Jake Roberge, Analyst
Okay. Great. That’s helpful. And then I just wanted to double-click on the product bundles performing better than expected during the quarter. Can you provide some specific examples of those bundles and which products really stood out in terms of customer adoption?
Allan Thygesen, CEO
Yes. I mean, very quickly, I’d say the most successful one, and I alluded to this earlier, was what we call a new co-bundle, so new customer acquisition where we bundled our core e-signature product with a couple of key options, SMS and single sign-on, and we had a baseline services offering to accelerate onboarding. And that was a really nice bundle. Some of our highest value features that we feel are most highly correlated with both customer satisfaction and renewal and getting people off to a good start really is helpful for renewal as well.
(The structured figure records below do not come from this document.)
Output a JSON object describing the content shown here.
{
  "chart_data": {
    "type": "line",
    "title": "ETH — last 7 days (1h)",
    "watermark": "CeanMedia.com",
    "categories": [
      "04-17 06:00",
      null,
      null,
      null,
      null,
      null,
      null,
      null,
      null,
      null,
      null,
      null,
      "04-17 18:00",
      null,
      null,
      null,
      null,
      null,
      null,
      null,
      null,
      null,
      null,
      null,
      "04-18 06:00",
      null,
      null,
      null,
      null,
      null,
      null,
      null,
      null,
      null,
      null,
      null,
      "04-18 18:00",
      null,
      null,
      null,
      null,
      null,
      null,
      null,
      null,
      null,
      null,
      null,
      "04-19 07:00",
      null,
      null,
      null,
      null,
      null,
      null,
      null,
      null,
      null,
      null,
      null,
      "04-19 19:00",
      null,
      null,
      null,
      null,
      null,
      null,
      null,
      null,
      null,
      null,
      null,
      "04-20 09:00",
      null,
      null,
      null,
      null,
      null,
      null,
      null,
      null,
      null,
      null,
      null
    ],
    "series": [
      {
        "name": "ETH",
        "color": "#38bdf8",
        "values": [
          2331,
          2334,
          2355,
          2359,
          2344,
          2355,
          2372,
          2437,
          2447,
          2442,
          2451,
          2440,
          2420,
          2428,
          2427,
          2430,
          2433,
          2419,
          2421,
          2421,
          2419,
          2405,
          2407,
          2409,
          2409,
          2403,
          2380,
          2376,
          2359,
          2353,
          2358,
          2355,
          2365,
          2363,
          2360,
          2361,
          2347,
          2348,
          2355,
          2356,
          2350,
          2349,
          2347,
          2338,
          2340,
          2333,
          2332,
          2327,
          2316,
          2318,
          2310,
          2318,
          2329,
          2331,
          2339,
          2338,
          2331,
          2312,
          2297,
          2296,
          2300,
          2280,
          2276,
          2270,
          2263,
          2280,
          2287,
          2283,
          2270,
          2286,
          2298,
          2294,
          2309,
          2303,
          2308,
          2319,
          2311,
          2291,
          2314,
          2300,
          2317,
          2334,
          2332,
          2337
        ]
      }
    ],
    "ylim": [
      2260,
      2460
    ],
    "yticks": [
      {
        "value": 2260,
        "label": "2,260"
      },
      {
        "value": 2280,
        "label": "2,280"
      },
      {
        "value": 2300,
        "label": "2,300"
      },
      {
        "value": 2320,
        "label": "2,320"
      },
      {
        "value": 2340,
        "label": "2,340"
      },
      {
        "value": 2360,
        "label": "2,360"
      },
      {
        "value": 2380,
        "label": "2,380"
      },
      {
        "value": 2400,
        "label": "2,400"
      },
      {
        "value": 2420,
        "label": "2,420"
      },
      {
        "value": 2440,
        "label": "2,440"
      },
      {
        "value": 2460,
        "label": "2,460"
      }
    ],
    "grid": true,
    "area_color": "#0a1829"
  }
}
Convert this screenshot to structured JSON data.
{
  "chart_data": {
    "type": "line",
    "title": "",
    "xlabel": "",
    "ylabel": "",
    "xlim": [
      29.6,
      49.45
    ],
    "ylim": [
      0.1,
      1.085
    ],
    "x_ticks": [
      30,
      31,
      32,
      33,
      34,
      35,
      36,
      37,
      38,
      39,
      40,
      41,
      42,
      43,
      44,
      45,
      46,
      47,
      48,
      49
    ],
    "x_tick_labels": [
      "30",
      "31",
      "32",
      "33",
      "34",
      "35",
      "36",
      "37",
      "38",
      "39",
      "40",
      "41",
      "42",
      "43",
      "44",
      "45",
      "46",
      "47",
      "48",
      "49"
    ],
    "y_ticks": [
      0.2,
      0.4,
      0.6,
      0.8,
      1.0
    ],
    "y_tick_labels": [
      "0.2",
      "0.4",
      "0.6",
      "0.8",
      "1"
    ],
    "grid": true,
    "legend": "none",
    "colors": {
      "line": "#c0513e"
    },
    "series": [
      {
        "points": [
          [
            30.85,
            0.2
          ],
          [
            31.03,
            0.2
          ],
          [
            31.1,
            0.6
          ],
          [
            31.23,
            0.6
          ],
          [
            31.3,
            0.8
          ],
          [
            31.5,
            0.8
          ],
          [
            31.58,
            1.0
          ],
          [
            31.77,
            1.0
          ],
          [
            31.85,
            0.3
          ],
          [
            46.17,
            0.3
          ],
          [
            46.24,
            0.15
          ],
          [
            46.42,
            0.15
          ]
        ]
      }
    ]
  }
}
So again, that was the most successful, worked really well, and we need to do more of that. Okay. Just quick, let’s just wrap up here. Thank you all for joining and for your support as we continue to evolve our business. In closing, while this past year was challenging, the changes we’re making are vital to driving our long-term growth and success. I think we delivered a solid finish to the year, and we are prioritizing our investment focus on the areas, which we believe will drive increased value for our customers, employees, and shareholders. I’m really excited about the steps we’ve taken to accelerate innovation, improve and diversify our go-to-market and support our vision of smarter, easier and trusted agreements. I look forward to sharing more with all of you as the year progresses. Thank you.
Operator, Operator
This concludes today’s conference. You may disconnect your lines at this time, and we thank you for your participation.